Ms. Quattlebaum of Cadwalader, Wickersham & Taft sees a lot of basic implausibility in the changeover, particularly with the attorney-tracking computer. “It requires lawyers giving the right information to the right person. That sounds like a nightmare.”

To Mr. Frankel as well. “Clerks, it’s like water, it reaches a level. Clerks have a certain ability but you can only expect so much,” he said.

It will help when those downstairs computers and those upstairs computers start talking to each other … sometime. Best estimate is a year to 18 months. “God willing,” said Judge Lippman. “It only makes sense. That’s the ultimate goal.”

Meanwhile, Judge Lippman has been giving pep talks. He was at the Renaissance Westchester Hotel in White Plains on July 13 and 14 offering advice during the summer break for judges’ training seminars. “I believe the great bulk of judges want to be judges, and part of that is to manage your own cases.

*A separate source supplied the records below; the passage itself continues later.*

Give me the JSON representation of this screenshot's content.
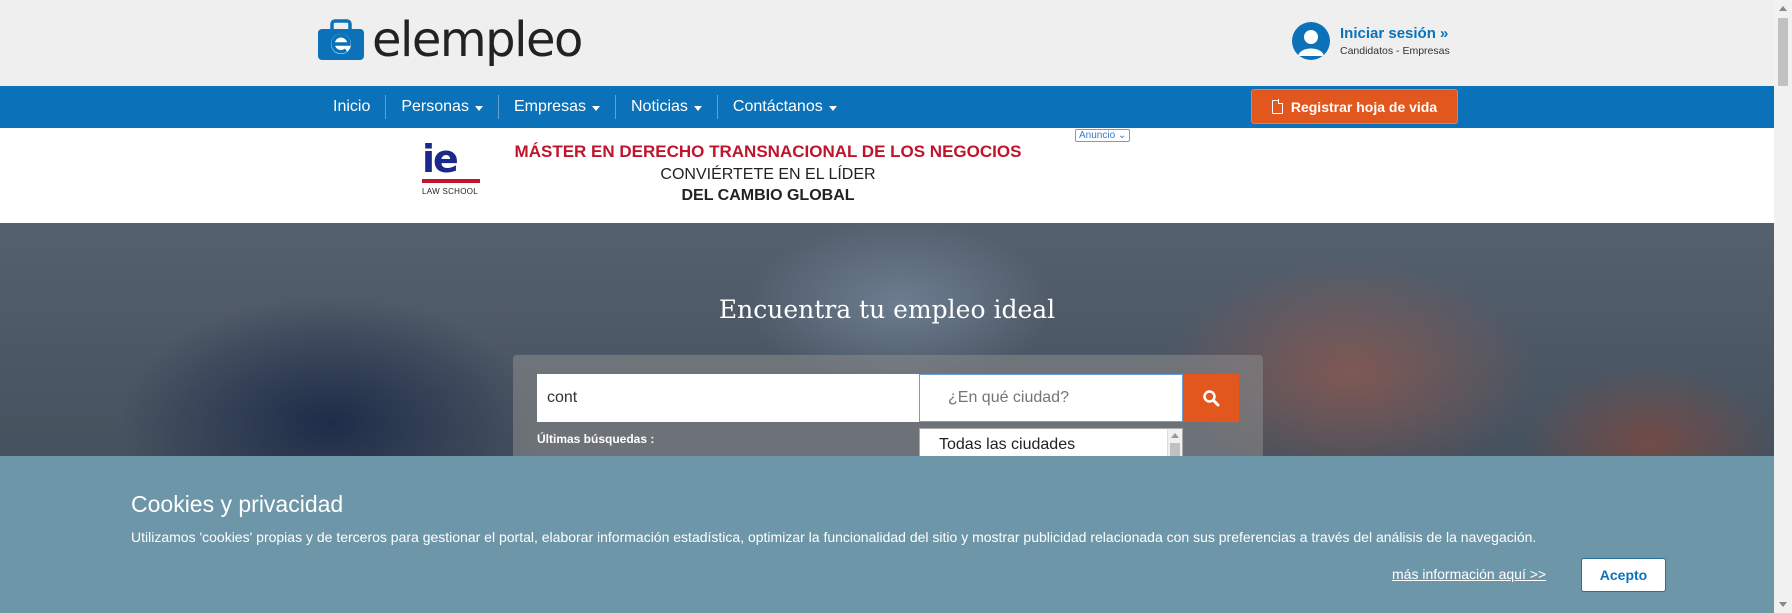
{
  "header": {
    "logo_text": "elempleo",
    "login_title": "Iniciar sesión »",
    "login_sub": "Candidatos - Empresas"
  },
  "nav": {
    "items": [
      {
        "label": "Inicio",
        "dropdown": false
      },
      {
        "label": "Personas",
        "dropdown": true
      },
      {
        "label": "Empresas",
        "dropdown": true
      },
      {
        "label": "Noticias",
        "dropdown": true
      },
      {
        "label": "Contáctanos",
        "dropdown": true
      }
    ],
    "register_label": "Registrar hoja de vida"
  },
  "ad": {
    "brand": "ie",
    "brand_sub": "LAW SCHOOL",
    "line1": "MÁSTER EN DERECHO TRANSNACIONAL DE LOS NEGOCIOS",
    "line2": "CONVIÉRTETE EN EL LÍDER",
    "line3": "DEL CAMBIO GLOBAL",
    "badge": "Anuncio"
  },
  "hero": {
    "title": "Encuentra tu empleo ideal",
    "keyword_value": "cont",
    "city_placeholder": "¿En qué ciudad?",
    "last_searches_label": "Últimas búsquedas :",
    "city_option": "Todas las ciudades"
  },
  "cookie": {
    "title": "Cookies y privacidad",
    "text": "Utilizamos 'cookies' propias y de terceros para gestionar el portal, elaborar información estadística, optimizar la funcionalidad del sitio y mostrar publicidad relacionada con sus preferencias a través del análisis de la navegación.",
    "more_link": "más información aquí >>",
    "accept_label": "Acepto"
  },
  "colors": {
    "brand_blue": "#0b72b9",
    "accent_orange": "#e2571d",
    "cookie_bg": "#6d96a9"
  },
  "icons": [
    "logo-icon",
    "avatar-icon",
    "chevron-down-icon",
    "document-icon",
    "search-icon",
    "chevron-down-small-icon"
  ]
}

Right now, two or three judges control everything, while everyone else sits around twiddling their thumbs. And the cases pile up.”

Of course, that’s so, even though court administrators have been preaching their hurry-it-up philosophy for years. “They love to crunch the numbers,” said one Supreme Court jurist. “From an administrative point of view, when they see there’s a problem, they think that maybe they need to crunch some more numbers. They have statistics of statistics.”

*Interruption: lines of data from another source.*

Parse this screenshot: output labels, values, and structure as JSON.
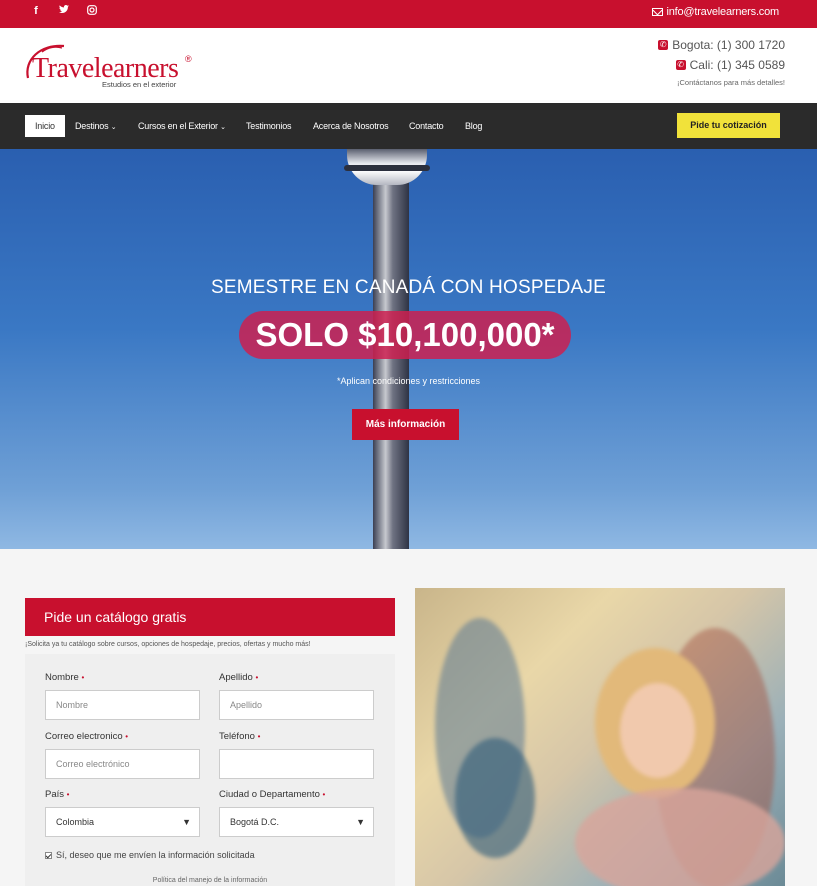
{
  "topbar": {
    "social": [
      {
        "icon": "facebook-icon",
        "glyph": "f"
      },
      {
        "icon": "twitter-icon",
        "glyph": "🐦"
      },
      {
        "icon": "instagram-icon",
        "glyph": "◎"
      }
    ],
    "email": "info@travelearners.com"
  },
  "header": {
    "logo_text": "Travelearners",
    "logo_reg": "®",
    "logo_tagline": "Estudios en el exterior",
    "phones": [
      {
        "label": "Bogota: (1) 300 1720"
      },
      {
        "label": "Cali: (1) 345 0589"
      }
    ],
    "contact_note": "¡Contáctanos para más detalles!"
  },
  "nav": {
    "items": [
      {
        "label": "Inicio",
        "active": true
      },
      {
        "label": "Destinos",
        "dropdown": true
      },
      {
        "label": "Cursos en el Exterior",
        "dropdown": true
      },
      {
        "label": "Testimonios"
      },
      {
        "label": "Acerca de Nosotros"
      },
      {
        "label": "Contacto"
      },
      {
        "label": "Blog"
      }
    ],
    "cta": "Pide tu cotización"
  },
  "hero": {
    "title": "SEMESTRE EN CANADÁ CON HOSPEDAJE",
    "price": "SOLO $10,100,000*",
    "conditions": "*Aplican condiciones y restricciones",
    "button": "Más información"
  },
  "form": {
    "title": "Pide un catálogo gratis",
    "subtitle": "¡Solicita ya tu catálogo sobre cursos, opciones de hospedaje, precios, ofertas y mucho más!",
    "required_mark": "•",
    "fields": {
      "nombre": {
        "label": "Nombre",
        "placeholder": "Nombre"
      },
      "apellido": {
        "label": "Apellido",
        "placeholder": "Apellido"
      },
      "correo": {
        "label": "Correo electronico",
        "placeholder": "Correo electrónico"
      },
      "telefono": {
        "label": "Teléfono",
        "placeholder": ""
      },
      "pais": {
        "label": "País",
        "value": "Colombia"
      },
      "ciudad": {
        "label": "Ciudad o Departamento",
        "value": "Bogotá D.C."
      }
    },
    "consent": "Sí, deseo que me envíen la información solicitada",
    "consent_checked": true,
    "policy": "Política del manejo de la información"
  },
  "colors": {
    "brand": "#c8102e",
    "nav_bg": "#2b2b2b",
    "cta_yellow": "#f1e23a"
  }
}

Some judges said they’ve learned to play the game. “Inventory can be worked down in many wonderful ways,” said Judge Elliot Wilk. “I have between 500 cases and 1,500 cases. I can get my inventory from 1,500 to 500 in a week. How? I trust other judges know this: You mark ‘presumed settled.’ You haven’t heard from the parties, they probably settled but didn’t call.”

Still, many longtime judges are gritting their teeth, ready for another Great Court Adventure, knowing that 60 Centre Street always winds up being 60 Centre Street: slow and infuriating.

“Judges are resigned to doing whatever they’re told to do,” said a judge. “Most who have been around, though, know that it’ll be a bust. It will always be a bust until there’s more people to handle the overload. Only if they have two magistrates assigned to every judge would you ever get things moving. No one believes it will work until that happens.”